También te digo que nada que venga de Iceta tiene credibilidad y que dudo mucho que Rubalcaba haya dicho semejante tontería. Apuesto lo que quieras a que Rubalcaba, malo pero inteligente, sabía bien que Sánchez no es nada, es un perfil ajeno por completo a la política, es falso como un comercial, y se habría abrazado a Dios o al diablo con tal de vengar las penurias del pasado y abrazar la vida de nuevo rico que hoy lleva. Que ha devenido en radical de izquierdas, que ha roto en Madurín con ribetes estalinistas, pero podía haber caído la pelota hacia cualquier parte del tejado. Digo más: en los corrillos de un acto que protagonizó Rubalcaba allá por el 2018, al hablar de Sánchez se le dibujaba en la cara la vivísima imagen de la desconfianza, y bajaba así la cabeza —pero no los ojos— como hacía él todo el rato, como diciendo «te voy a contar algo que nadie sabe», mientras repartía sal con las manos por platos invisibles. Lo sé porque yo estaba en aquel corrillo junto a él, y porque de puertas para dentro ni un solo socialista que no sea de su clan más íntimo ha defendido con convicción a Pedro Sánchez.
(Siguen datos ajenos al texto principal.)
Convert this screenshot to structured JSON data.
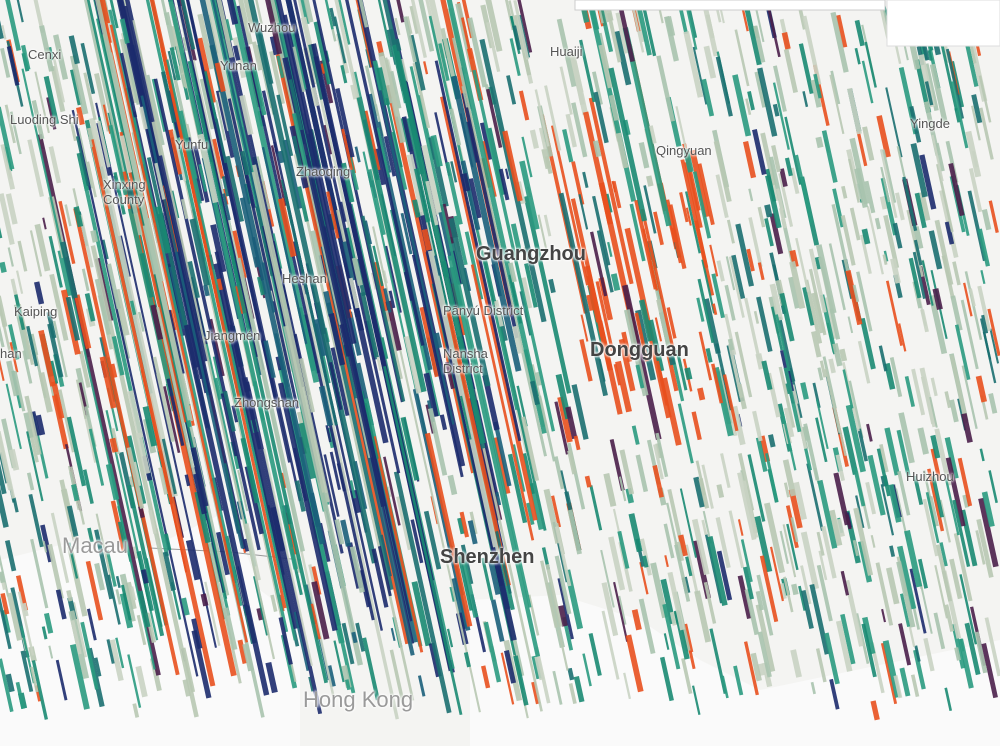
{
  "map": {
    "labels": [
      {
        "text": "Wuzhou"
      },
      {
        "text": "Cenxi"
      },
      {
        "text": "Yunan"
      },
      {
        "text": "Huaiji"
      },
      {
        "text": "Luoding Shi"
      },
      {
        "text": "Yunfu"
      },
      {
        "text": "Xinxing County"
      },
      {
        "text": "Zhaoqing"
      },
      {
        "text": "Qingyuan"
      },
      {
        "text": "Yingde"
      },
      {
        "text": "Guangzhou"
      },
      {
        "text": "Heshan"
      },
      {
        "text": "Kaiping"
      },
      {
        "text": "Pānyú District"
      },
      {
        "text": "Jiangmén"
      },
      {
        "text": "Nansha District"
      },
      {
        "text": "Dongguan"
      },
      {
        "text": "han"
      },
      {
        "text": "Zhongshan"
      },
      {
        "text": "Huizhou"
      },
      {
        "text": "Macau"
      },
      {
        "text": "Shenzhen"
      },
      {
        "text": "Hong Kong"
      }
    ]
  }
}
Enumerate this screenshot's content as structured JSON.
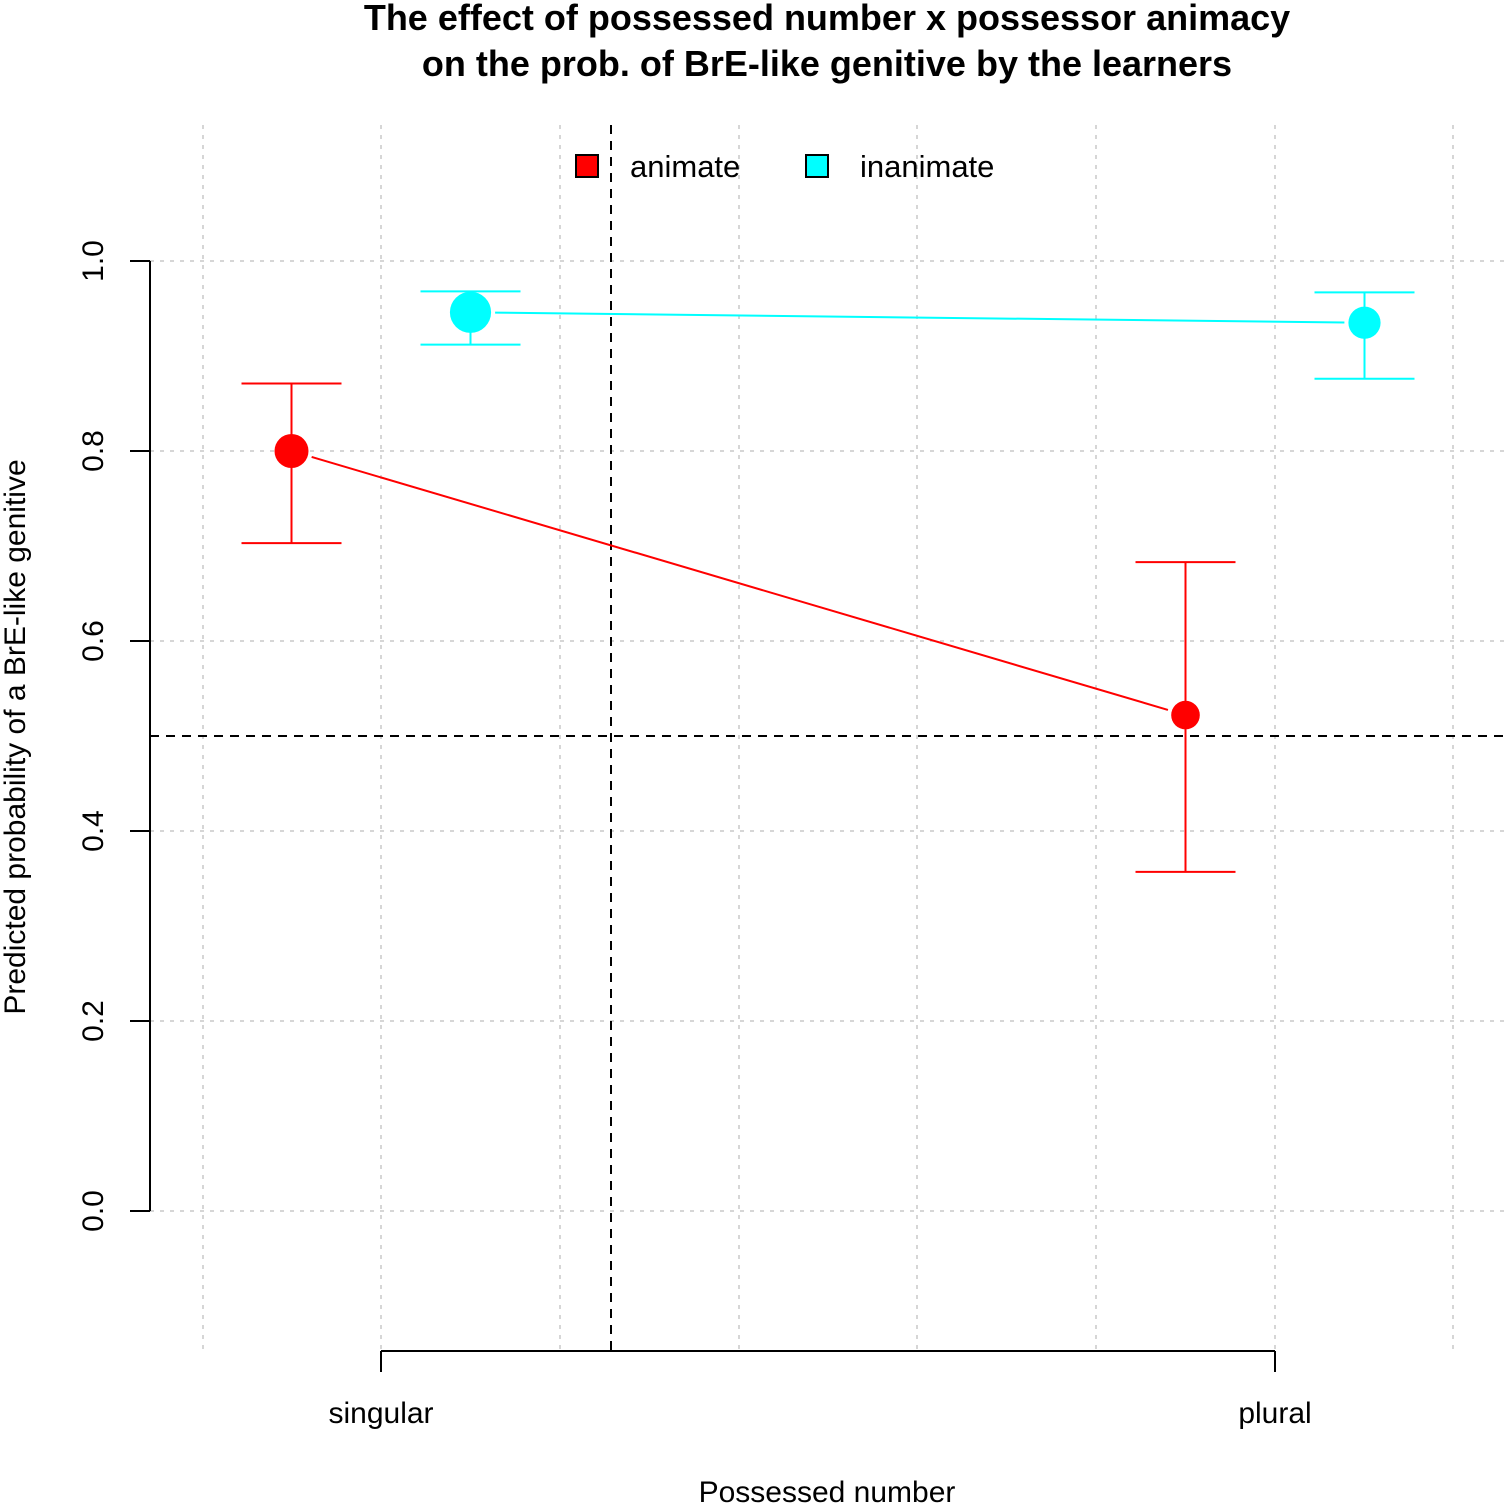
{
  "chart_data": {
    "type": "line",
    "title": [
      "The effect of possessed number x possessor animacy",
      "on the prob. of BrE-like genitive by the learners"
    ],
    "xlabel": "Possessed number",
    "ylabel": "Predicted probability of a BrE-like genitive",
    "categories": [
      "singular",
      "plural"
    ],
    "y_ticks": [
      "0.0",
      "0.2",
      "0.4",
      "0.6",
      "0.8",
      "1.0"
    ],
    "ylim": [
      0.0,
      1.0
    ],
    "reference_line_y": 0.5,
    "grid": true,
    "legend_position": "top-center",
    "series": [
      {
        "name": "animate",
        "color": "#ff0000",
        "values": [
          0.8,
          0.522
        ],
        "ci_lower": [
          0.703,
          0.357
        ],
        "ci_upper": [
          0.871,
          0.683
        ],
        "point_weight": [
          1.0,
          0.7
        ]
      },
      {
        "name": "inanimate",
        "color": "#00ffff",
        "values": [
          0.946,
          0.935
        ],
        "ci_lower": [
          0.912,
          0.876
        ],
        "ci_upper": [
          0.968,
          0.967
        ],
        "point_weight": [
          1.4,
          0.9
        ]
      }
    ]
  }
}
Recuerdo el enfado de Antonio Vega cuando le hicieron un disco homenaje, y a algún iluminado se le ocurrió titularlo «Ese chico triste y solitario», que el genio de Lucha de gigantes abrió los ojos como túneles y dijo, dicen, «su puta madre», o algo muy parecido. Que era el primer homenaje en el que insultaban al homenajeado en el título. Y lo recuerdo hoy porque al ver al chico del Peugeot blanco en su escaño —en su caso escoño—, que lo ha tirado todo por la borda por ambición, y por la ambición y los vicios caros de sus más íntimos, con los ojos caídos a ratos, y encolerizados a otros ratos, ya solo queda el título que no mereció el gran Antonio, el de ese chico triste y solitario, asediado por incompetencias y corrupciones, y con nadie, absolutamente nadie, en quien poder confiar. También te digo: no lo lloraré.